Friday, February 14, 2020
I went back to the old neighborhood yesterday having did my 6-month
ritual with the dentist in Fairfield.
Remarkably Little Falls has changed very little over the six decades or
more from that time when we spent time there.
It was rainy and cold and gray so perfect to fit the mood I was in.
I wanted to rediscover some of the iconic places I remembered and see
what was really there.
This included the bridge over the Passaic River where we filmed that
movie back I guess in 1975 where Jimmy
did his best to be Walter Cronkite or some other prominent reporter and I got
to be the criminal that gets busted for the scam because I had a real criminal
record and was typecast.
The section of bridge where we actually did the filming had been
replaced overtime but there was still a portion of the old bridge further on
nearer the canal, and I still remember Jimmy standing there talking about the crime
I had committed and pointed to the falls as my means of transport.
The historic train station where my fictional arrest took place was
still there all though fancied up since then and now part of a complex
transportation system will used by young professionals to make their way to New
York City every day.
The brick building looked the same; so, did the lobby but it all looked
less abandoned than it did when I was arrested in the name of film.
I think someone saw me taking pictures of the building and called the
police because the police car suddenly appeared out of nowhere looking at me
suspiciously as I drove off to explore more of the old neighborhood.
I have driven through Little Falls in recent times sometimes stopping
off at the Morris Canal Park to look at the Falls there. But I had only gotten glimpses in passing of
the institutions that played role in my young days.
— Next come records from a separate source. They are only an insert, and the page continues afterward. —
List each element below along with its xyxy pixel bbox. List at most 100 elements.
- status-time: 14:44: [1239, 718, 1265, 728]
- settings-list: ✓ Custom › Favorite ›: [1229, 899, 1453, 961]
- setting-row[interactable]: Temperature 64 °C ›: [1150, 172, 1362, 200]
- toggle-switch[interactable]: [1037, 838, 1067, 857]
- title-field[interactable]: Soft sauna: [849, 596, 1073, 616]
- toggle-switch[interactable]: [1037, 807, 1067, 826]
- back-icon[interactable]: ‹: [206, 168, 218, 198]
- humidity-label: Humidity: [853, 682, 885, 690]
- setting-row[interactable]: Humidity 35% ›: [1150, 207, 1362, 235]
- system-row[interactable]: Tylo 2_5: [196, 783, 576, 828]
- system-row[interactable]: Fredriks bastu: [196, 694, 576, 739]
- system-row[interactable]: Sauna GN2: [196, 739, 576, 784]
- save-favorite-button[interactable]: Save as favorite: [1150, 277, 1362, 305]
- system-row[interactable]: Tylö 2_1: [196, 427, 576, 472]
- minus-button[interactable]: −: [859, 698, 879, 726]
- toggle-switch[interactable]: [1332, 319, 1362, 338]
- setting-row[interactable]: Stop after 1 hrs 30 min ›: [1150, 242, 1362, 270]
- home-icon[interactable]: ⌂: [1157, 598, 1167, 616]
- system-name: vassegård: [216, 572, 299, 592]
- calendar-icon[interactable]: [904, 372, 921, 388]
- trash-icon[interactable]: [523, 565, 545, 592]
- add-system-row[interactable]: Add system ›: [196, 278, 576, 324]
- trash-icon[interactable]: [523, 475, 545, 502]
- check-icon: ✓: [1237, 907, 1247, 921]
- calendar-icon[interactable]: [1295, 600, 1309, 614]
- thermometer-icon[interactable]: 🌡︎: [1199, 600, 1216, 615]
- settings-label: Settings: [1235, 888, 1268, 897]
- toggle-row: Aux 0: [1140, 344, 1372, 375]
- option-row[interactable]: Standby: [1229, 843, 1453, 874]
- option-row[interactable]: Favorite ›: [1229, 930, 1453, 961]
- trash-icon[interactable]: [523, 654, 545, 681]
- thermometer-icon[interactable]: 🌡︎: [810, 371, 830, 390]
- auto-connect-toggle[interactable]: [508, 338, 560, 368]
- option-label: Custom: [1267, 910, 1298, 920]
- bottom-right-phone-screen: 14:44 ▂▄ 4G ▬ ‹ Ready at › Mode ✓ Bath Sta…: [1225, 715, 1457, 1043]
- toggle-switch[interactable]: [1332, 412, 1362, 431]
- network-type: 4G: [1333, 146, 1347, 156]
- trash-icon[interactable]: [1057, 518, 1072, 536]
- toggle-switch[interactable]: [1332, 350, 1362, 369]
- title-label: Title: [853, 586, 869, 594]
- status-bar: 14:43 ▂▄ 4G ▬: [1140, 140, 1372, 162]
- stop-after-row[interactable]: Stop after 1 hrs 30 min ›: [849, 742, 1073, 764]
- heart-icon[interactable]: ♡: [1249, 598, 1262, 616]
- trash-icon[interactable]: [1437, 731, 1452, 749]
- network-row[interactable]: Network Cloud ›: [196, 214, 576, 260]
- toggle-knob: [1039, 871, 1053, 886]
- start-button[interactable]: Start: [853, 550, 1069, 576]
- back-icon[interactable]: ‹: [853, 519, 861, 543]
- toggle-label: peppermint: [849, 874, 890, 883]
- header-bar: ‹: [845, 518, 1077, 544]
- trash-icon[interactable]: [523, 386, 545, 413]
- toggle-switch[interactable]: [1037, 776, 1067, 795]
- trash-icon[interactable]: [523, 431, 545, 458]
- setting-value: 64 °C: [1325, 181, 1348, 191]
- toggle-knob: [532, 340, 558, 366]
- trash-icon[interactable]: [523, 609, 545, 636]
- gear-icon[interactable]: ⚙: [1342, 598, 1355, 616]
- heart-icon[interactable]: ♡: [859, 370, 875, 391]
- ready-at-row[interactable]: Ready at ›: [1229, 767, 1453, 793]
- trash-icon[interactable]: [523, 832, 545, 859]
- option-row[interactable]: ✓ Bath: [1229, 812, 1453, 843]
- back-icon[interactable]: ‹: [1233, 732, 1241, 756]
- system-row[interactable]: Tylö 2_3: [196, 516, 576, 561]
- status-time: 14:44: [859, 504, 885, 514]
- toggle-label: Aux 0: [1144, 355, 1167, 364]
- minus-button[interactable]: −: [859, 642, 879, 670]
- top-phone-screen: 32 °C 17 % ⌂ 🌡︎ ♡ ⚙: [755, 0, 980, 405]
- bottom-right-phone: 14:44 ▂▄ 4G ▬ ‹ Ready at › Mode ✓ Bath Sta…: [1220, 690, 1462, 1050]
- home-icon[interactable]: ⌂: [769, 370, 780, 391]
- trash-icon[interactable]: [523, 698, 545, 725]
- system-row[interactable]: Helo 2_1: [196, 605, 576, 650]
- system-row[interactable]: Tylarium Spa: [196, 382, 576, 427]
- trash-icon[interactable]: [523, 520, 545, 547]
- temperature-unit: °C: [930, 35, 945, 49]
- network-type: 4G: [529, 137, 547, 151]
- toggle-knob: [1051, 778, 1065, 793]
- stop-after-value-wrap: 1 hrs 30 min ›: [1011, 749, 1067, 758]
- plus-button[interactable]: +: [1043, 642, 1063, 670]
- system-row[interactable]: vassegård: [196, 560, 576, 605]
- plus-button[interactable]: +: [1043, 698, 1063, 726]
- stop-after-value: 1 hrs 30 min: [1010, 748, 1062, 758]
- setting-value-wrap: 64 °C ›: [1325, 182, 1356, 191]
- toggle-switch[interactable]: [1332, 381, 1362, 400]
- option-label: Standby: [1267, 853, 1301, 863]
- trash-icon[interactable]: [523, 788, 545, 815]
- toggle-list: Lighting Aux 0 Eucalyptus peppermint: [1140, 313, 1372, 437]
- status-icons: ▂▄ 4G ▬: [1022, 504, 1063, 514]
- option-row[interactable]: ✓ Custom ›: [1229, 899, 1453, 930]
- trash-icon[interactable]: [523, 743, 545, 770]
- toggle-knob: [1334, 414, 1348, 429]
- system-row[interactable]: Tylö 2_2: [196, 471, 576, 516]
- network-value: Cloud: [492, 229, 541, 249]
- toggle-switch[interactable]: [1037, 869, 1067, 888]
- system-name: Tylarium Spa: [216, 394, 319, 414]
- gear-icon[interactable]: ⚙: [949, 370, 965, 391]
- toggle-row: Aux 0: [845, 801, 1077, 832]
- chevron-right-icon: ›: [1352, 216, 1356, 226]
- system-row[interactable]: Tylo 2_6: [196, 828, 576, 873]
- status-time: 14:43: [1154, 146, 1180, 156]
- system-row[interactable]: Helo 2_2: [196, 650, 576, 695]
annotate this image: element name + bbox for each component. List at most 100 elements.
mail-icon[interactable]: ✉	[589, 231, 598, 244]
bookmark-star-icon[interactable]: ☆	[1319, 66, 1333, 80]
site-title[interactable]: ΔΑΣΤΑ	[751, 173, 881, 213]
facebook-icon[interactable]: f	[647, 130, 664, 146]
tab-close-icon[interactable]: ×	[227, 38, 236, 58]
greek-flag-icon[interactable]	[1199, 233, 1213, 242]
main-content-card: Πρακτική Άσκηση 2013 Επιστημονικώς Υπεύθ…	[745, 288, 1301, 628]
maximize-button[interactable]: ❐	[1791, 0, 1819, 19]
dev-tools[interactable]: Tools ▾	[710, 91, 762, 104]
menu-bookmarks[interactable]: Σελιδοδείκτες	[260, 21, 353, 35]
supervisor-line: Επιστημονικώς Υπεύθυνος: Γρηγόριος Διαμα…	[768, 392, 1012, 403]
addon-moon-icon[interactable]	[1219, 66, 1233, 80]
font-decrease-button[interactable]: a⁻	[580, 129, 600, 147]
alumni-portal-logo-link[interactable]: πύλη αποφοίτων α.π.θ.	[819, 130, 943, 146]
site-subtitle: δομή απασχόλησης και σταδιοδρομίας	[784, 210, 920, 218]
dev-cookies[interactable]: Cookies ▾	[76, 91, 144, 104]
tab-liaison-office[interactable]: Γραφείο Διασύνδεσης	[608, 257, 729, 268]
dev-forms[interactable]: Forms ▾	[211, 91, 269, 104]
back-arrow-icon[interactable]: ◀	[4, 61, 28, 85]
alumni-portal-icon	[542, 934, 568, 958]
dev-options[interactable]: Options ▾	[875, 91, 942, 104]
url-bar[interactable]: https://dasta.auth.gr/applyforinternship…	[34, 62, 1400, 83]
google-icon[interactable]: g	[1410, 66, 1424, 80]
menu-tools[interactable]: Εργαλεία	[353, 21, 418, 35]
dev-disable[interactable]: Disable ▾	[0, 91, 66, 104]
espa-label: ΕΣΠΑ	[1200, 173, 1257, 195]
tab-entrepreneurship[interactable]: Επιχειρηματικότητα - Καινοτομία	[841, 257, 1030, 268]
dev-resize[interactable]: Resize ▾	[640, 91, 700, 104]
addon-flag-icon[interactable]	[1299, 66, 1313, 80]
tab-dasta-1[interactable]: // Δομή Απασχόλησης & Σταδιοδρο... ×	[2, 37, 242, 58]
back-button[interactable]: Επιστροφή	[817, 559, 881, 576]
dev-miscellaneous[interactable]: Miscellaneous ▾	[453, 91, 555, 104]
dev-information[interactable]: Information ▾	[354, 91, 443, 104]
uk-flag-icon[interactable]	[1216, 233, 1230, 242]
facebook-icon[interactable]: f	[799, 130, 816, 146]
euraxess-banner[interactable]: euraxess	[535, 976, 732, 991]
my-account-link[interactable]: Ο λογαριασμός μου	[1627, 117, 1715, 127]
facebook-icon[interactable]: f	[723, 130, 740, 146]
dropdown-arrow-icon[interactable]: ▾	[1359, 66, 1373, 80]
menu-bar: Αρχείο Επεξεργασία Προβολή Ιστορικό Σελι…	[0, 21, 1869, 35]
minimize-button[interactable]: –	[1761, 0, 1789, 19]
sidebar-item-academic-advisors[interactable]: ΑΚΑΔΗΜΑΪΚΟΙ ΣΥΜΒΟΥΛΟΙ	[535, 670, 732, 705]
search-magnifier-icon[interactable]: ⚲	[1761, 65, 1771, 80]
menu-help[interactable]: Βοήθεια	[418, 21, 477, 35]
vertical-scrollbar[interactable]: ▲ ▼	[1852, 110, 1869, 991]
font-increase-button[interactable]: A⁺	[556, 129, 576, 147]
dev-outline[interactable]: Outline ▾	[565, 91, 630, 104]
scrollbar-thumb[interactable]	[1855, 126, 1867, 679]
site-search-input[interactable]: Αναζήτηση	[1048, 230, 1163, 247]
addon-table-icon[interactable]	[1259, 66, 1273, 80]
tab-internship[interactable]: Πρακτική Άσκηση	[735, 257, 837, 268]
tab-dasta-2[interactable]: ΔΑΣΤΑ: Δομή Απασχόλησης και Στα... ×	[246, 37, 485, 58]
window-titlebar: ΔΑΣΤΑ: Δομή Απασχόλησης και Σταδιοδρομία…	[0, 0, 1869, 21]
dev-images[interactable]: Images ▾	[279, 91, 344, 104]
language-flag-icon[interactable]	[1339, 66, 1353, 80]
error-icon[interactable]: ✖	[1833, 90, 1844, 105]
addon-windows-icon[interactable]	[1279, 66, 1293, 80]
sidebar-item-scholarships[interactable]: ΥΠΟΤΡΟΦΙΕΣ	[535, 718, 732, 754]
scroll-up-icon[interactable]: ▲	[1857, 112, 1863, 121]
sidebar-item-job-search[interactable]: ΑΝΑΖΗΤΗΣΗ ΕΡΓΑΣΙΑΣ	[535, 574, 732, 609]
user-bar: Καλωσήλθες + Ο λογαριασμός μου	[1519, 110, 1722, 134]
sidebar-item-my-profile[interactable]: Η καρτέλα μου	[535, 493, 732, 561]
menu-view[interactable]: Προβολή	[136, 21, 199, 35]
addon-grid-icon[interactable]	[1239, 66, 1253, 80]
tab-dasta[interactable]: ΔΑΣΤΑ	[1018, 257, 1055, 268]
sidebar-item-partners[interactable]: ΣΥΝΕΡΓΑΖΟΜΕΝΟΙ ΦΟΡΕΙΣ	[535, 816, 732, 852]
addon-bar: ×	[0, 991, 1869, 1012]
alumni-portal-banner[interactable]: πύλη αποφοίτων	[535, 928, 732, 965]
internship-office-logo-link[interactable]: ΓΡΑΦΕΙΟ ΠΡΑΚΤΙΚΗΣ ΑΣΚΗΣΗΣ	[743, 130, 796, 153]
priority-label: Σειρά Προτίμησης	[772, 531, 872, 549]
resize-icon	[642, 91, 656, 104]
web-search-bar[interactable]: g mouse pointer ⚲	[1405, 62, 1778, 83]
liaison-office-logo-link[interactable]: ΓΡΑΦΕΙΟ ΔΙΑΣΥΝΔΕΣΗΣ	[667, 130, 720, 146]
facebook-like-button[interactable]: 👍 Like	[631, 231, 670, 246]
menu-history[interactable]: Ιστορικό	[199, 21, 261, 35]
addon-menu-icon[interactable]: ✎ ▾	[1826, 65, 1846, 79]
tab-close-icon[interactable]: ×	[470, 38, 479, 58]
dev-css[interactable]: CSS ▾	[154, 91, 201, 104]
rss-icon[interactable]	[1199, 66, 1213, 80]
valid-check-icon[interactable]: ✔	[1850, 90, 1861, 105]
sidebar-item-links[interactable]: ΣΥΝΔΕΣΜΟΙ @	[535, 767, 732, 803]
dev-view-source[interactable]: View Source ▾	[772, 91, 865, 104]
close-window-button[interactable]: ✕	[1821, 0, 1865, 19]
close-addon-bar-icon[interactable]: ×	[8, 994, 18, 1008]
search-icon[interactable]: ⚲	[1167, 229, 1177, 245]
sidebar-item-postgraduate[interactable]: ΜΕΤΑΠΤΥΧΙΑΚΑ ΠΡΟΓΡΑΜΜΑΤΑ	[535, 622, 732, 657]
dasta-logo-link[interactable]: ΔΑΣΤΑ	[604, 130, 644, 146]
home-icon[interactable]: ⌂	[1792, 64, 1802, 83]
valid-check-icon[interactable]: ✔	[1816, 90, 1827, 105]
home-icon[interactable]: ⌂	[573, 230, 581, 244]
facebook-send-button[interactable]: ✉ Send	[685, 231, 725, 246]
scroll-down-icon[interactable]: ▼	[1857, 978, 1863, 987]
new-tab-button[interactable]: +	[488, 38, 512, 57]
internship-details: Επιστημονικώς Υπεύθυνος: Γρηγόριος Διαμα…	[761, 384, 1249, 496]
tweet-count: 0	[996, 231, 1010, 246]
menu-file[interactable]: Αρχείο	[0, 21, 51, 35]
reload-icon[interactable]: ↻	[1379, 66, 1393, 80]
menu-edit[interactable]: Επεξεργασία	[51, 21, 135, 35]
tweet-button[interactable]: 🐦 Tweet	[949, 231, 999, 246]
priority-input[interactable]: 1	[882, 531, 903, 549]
It was cold and rainy when I park the car near the park and crossed
over to that place where Jimmy and I sat after our marathon shore experience in
the Summer of 69.
I was thrilled to see that the World War 1 tank still stood where it had
when we were last there. Jimmy and his
gang used to sit on it and smoke pot and dump roaches inside of it. They used to joke about filling it up with
roaches and then later pined over the possibility of breaking into it when pot was
short in supply. They figure they might re-roll all the roaches they dumped
inside.
Because of the rain it was hard to linger there, and I took cover under
some relatively new wooden structures built over to stone icons that were the
foundation pieces of that little village.
The rusted park bench Jimmy and I sat on to wait for my bus to go back
to the other end of Paterson was gone but they were marble replacements
lingering nearby.
What I never noticed then and what struck me very hard now was the Time
Capsule that I didn't notice them but
stood out prominently in the rain, a time capsule installed in April 1968 just
about the time Frank and I first came there to get him a job at the Little
Falls laundry, the event that started my whole journey through life with Jimmy
and the gang.
It seemed to me that it was our time capsule preserving something
special and that it would be there to be reopened long after all of us had
passed on.
From there I took the stroll down East Main Street to where it dipped
and then started to rise up the Long Hill to great notch. Everything seemed
stretched out and distance is greater than my memory had made them. And I understood for the first time why Jimmy
constantly manipulated Ralph into driving him around this was not a place you
could easily walk around in and get any place fast.
The laundromat where I had spent the night while working in Little
Falls laundry was gone replaced by Dunkin Donuts with another similar laundromat
facility a few doors down in the same strip mall with a Quick Chek Jimmy would have loved had it been there when
we were kids.
The massive brick edifice that was once the Little Falls laundry still
stood there though now subdivided into other uses, a haunting singularity in
the middle of our lives weighing us down with memories.
The bar bowling alley across the street is long gone replaced by more
modern buildings city fathers assumed were more respectable. The bungalows in
which Garrick lived with Jean for a time we're also gone, replaced by
townhouses yet strangely they had kept the magnificent trees.
For a time, I just stood on a small bridge near a narrow river in the
pouring rain getting splashed on by speeding traffic as it went by and hit the
puddles.
Then slowly -- full of memories --
I made my way back to the park and then to the car and then took the slow drive
out to where Bob once lived and then through the tunnel that led to the place
where the Red Baron once was and then I drove home.
I kept thinking of that time
capsule in the park and understood that I am also a time capsule that someday
someone will open and see all this that once was and is no more.